Coe's main observation is that most humour has "some sort of incongruity at ... heart." And that "it is this ability to recognise the juxtaposition of disparate concepts, and to draw meaning from the juxtaposition, that we seem to be losing." In other words political discourse is becoming horribly literal. Take away the ambiguity of humour and you feed a voracious appetite for offence. This isn't to defend someone like Bernard Manning. Humour can be offensive and when it is, it fails to be funny. Manning's humour was cruelty disguised.

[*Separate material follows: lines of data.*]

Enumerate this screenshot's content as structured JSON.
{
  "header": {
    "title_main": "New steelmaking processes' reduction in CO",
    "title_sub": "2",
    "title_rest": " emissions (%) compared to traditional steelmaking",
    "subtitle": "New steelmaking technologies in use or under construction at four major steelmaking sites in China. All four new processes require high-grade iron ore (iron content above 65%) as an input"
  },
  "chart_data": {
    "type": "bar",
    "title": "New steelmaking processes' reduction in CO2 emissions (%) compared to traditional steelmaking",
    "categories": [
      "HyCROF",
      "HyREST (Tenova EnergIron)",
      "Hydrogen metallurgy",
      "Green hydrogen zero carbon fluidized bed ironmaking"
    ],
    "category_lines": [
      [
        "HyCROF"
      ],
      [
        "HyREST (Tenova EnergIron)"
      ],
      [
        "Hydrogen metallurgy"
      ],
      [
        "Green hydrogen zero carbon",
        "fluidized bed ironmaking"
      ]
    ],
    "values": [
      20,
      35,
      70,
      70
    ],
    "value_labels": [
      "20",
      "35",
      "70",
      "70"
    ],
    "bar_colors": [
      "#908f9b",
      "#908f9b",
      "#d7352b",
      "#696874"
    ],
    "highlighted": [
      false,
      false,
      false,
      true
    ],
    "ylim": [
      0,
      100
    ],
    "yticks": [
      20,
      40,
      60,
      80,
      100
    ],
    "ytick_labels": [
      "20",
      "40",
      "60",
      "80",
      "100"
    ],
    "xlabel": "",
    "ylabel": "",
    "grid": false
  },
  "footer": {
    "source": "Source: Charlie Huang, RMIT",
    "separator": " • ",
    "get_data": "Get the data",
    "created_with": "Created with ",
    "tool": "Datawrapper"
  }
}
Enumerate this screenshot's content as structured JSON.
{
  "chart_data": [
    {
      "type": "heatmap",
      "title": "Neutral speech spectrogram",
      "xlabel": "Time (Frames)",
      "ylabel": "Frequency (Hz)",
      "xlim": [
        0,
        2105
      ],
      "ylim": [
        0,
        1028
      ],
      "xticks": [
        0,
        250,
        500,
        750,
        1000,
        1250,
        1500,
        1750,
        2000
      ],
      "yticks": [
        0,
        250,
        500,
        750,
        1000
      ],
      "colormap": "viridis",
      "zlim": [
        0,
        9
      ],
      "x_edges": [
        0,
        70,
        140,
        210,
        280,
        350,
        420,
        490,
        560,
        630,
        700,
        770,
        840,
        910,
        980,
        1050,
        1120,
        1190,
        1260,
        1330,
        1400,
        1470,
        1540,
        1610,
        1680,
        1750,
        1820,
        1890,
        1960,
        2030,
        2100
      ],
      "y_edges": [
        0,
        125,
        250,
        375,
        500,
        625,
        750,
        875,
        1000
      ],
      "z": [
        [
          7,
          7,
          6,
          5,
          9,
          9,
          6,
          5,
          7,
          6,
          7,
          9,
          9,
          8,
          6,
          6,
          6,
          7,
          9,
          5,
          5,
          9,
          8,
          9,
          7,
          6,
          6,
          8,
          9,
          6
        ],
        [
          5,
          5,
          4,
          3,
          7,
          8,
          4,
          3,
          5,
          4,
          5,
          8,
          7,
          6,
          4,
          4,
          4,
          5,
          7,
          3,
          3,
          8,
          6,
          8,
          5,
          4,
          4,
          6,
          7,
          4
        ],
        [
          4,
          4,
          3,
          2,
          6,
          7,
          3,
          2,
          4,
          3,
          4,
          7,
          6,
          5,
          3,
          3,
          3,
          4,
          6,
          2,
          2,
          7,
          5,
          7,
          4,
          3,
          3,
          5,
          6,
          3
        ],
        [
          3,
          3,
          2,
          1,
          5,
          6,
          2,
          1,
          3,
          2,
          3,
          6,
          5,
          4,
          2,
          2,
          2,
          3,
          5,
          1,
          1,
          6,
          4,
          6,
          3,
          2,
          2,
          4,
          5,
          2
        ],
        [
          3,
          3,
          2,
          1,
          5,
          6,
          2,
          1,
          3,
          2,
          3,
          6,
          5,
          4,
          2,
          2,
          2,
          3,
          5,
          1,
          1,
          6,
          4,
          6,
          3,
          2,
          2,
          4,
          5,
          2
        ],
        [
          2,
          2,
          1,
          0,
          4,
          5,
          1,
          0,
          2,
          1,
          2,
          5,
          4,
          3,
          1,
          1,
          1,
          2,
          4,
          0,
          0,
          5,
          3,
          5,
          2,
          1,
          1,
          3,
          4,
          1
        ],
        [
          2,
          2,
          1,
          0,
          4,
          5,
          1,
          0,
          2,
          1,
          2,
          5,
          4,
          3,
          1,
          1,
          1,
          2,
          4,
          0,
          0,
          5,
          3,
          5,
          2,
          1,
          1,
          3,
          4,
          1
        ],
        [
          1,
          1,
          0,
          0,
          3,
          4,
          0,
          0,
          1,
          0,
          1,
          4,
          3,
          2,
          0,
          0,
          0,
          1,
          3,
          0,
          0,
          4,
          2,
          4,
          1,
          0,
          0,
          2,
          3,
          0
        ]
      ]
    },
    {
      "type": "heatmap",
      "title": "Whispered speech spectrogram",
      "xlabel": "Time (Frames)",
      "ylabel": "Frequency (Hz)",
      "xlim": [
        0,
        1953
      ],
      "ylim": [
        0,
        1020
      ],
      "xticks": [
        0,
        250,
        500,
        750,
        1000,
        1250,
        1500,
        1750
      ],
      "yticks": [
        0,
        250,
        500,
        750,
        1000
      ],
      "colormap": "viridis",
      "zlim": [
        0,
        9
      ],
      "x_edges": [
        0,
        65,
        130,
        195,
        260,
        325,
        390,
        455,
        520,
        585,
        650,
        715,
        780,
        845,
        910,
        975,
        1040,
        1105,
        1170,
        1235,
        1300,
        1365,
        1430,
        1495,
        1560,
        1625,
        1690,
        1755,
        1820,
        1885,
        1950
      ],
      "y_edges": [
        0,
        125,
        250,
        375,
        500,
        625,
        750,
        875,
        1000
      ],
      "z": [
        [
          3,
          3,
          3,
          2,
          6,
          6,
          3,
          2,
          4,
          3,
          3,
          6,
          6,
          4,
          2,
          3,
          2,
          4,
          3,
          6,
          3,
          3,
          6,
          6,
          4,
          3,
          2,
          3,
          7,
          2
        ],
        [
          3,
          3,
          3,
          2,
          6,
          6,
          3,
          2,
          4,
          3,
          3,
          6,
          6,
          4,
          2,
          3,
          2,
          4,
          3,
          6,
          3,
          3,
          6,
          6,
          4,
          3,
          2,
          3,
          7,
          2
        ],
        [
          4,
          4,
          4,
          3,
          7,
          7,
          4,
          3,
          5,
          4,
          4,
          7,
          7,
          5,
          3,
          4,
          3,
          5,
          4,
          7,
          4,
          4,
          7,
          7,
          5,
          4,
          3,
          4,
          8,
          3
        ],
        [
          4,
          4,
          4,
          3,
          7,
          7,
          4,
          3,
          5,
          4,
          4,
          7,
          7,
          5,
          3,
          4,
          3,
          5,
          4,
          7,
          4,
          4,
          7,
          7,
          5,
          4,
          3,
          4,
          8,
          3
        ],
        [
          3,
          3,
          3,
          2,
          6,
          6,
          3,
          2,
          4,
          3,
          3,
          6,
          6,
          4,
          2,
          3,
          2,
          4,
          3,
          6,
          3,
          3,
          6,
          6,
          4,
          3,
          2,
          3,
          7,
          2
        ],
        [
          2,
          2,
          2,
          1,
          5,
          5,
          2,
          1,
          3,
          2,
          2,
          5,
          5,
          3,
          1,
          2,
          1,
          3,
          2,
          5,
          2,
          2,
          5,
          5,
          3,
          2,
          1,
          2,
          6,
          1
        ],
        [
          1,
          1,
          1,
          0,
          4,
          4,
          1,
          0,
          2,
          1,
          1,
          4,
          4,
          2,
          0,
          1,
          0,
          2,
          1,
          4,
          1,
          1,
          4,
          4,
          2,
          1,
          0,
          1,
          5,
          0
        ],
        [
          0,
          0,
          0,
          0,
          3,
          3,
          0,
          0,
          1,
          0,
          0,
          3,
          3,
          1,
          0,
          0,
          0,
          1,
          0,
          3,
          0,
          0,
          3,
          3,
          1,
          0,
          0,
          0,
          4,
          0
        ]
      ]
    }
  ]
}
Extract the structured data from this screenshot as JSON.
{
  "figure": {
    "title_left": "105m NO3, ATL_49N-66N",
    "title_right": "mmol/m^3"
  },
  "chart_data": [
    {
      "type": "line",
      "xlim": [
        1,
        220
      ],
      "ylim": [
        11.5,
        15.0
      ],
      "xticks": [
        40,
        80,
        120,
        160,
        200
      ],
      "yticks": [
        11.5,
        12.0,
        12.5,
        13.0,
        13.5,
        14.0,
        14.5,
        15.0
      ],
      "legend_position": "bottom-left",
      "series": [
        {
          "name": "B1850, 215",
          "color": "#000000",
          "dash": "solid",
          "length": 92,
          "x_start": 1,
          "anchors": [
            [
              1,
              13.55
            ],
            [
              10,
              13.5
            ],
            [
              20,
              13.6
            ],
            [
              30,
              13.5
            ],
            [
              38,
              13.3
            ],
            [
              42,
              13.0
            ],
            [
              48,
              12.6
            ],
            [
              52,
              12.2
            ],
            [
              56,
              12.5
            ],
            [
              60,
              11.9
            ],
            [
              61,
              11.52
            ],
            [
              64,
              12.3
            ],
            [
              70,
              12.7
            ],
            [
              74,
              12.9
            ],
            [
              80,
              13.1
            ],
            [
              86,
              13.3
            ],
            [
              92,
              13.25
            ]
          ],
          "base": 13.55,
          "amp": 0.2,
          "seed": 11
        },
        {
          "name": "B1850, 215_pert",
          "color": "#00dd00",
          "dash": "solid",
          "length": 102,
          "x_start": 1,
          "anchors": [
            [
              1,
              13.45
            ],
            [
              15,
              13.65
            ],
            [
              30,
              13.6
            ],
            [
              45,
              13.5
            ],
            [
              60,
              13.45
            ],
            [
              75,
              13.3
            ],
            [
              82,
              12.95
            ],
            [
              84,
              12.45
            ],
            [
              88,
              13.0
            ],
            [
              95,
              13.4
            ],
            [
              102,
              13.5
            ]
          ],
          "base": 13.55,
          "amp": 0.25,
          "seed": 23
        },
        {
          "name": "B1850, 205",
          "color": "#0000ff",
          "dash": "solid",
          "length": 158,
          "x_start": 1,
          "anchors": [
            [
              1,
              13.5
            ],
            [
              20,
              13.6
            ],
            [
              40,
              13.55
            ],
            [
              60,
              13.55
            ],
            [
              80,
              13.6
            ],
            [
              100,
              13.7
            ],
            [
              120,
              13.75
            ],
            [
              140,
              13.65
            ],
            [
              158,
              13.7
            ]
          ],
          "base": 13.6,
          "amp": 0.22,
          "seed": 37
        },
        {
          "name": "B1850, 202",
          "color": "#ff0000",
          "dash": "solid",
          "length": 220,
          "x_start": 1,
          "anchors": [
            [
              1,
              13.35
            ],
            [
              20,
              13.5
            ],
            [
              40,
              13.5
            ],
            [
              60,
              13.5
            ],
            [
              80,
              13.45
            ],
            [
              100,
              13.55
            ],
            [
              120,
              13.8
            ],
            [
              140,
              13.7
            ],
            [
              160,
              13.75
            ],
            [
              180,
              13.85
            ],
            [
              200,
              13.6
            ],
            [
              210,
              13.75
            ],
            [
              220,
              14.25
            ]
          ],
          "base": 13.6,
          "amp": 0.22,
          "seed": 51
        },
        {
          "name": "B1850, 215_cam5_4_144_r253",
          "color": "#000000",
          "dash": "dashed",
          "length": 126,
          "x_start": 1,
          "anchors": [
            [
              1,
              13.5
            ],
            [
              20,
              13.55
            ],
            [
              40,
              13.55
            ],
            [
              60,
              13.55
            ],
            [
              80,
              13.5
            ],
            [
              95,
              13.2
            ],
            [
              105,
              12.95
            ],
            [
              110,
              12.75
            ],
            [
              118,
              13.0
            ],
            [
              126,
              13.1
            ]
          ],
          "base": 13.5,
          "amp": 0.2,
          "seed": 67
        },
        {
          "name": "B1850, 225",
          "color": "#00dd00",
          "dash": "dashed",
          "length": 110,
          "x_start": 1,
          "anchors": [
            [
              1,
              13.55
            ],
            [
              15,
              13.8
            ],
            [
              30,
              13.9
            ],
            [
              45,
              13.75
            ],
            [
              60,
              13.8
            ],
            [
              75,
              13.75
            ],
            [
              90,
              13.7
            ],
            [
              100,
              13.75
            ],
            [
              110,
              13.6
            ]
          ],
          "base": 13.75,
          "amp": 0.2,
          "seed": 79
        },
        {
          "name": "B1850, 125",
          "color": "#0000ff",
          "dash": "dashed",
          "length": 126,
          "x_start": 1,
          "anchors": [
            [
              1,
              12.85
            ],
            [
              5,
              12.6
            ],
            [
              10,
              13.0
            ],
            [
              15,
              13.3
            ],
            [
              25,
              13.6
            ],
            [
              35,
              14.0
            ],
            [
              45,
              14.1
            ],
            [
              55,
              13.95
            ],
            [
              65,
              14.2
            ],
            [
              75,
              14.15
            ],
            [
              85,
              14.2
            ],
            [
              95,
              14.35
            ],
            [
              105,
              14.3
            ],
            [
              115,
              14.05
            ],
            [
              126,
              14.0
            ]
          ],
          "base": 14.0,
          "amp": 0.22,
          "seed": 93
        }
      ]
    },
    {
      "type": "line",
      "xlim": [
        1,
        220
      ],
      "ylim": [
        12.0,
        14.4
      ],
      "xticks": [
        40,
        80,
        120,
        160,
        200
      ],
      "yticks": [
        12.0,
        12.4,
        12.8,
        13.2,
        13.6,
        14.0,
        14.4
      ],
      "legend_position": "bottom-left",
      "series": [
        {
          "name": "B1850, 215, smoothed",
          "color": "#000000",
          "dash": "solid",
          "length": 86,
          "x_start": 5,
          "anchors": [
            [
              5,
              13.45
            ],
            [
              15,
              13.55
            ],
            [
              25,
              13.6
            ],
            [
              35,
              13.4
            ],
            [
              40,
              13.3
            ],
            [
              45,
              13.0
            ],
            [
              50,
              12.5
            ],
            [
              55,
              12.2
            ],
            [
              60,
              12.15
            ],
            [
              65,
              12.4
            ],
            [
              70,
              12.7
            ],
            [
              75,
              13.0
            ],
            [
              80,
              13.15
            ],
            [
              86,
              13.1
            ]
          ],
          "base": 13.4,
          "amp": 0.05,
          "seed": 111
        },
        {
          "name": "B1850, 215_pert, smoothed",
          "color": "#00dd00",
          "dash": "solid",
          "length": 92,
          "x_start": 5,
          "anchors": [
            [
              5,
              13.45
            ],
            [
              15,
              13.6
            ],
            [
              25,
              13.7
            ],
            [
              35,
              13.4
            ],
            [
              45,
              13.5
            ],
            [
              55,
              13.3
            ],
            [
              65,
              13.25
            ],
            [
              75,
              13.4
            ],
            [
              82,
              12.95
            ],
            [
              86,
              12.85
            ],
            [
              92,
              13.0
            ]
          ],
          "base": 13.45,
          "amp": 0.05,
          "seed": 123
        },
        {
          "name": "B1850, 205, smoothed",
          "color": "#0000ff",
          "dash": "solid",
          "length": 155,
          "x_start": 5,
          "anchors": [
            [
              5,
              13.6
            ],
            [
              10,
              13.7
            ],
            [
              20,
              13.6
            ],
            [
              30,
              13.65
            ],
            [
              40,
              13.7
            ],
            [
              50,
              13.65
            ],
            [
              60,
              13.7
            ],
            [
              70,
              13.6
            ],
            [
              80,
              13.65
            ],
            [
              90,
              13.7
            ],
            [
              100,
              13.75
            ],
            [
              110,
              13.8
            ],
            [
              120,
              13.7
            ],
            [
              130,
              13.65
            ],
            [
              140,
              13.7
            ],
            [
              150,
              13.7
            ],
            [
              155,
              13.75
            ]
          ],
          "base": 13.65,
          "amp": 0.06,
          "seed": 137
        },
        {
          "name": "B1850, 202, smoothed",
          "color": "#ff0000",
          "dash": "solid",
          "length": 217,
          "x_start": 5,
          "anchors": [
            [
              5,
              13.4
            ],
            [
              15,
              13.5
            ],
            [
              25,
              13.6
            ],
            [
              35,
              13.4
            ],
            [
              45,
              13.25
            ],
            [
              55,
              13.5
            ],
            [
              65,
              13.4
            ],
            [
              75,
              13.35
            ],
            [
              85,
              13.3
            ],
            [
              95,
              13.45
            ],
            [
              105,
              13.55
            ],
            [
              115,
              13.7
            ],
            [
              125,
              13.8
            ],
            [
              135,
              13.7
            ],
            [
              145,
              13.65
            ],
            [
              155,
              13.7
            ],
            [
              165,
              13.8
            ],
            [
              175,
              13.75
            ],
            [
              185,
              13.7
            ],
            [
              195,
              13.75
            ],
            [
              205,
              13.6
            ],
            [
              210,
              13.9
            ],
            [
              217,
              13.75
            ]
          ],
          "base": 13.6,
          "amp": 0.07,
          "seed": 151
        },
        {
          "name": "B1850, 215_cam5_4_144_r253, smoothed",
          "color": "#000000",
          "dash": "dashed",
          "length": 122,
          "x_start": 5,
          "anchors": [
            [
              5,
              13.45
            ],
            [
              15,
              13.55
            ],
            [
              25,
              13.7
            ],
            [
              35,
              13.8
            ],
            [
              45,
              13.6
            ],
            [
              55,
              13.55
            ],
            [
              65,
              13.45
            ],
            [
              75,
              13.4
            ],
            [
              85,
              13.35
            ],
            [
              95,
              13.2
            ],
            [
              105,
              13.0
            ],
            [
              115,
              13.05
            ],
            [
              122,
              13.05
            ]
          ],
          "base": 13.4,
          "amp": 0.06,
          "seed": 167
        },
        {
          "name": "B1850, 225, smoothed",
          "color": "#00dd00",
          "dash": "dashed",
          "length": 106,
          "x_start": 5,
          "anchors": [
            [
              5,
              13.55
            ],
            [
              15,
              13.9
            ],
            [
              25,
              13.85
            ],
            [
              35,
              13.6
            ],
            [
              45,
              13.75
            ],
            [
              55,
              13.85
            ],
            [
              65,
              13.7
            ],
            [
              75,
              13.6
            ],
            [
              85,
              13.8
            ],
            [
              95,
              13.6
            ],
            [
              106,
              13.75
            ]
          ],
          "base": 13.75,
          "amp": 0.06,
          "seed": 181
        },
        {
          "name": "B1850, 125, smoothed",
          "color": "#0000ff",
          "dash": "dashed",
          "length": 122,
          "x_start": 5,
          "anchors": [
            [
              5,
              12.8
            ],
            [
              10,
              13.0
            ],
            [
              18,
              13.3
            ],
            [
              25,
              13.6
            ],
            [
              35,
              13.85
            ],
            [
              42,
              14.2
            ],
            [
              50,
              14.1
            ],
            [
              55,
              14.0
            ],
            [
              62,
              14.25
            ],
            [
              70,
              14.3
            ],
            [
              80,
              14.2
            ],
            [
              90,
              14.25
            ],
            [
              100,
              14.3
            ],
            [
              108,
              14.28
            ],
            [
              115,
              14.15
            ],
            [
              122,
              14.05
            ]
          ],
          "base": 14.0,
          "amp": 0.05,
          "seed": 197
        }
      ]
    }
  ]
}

No, humour does something else. Sometimes it can be "the only possible response to a situation," however bleak, "the last defence of humanity when it has had everything else stolen from it." At other times it is a marvellous way of engaging the intellect. I used humour throughout my teaching. My theory was: if they laugh, they learn. It is thoughtful and intelligent. But if the heart of humour is finding incongruity funny, it becomes a wonderful political tool for puncturing pomposity and pretence. Here are some favourite examples. Dr Strangelove made us laugh at a nuclear apocalypse. It did so by showing that even the most fool-proof system can still be undone by the limitless foolishness of individual human beings. Chaplin's The Great Dictator is a deliberate parody that transcended propaganda. But for me the most subversive take on power has to be the portrayal of Rufus T Firefly in the film Duck Soup. You see; I am still a Groucho Marxist at heart.

A Manichaean world-view that can admit no ambiguity is one that can be highly destructive, humour based on "laughing at the misfortunes of others" can be a source of persecution, but finding the world funny is different. Laughing at human fallibility and absurdity can be liberating. Black humour can takes us into darkness and barbarity in a way that is impossible to dismiss. It rescues humanity from horror. But most importantly, if, however vehement our opinions and righteous our anger, we can stop and laugh then we are capable of creating a humane politics in a way that the humourless cannot.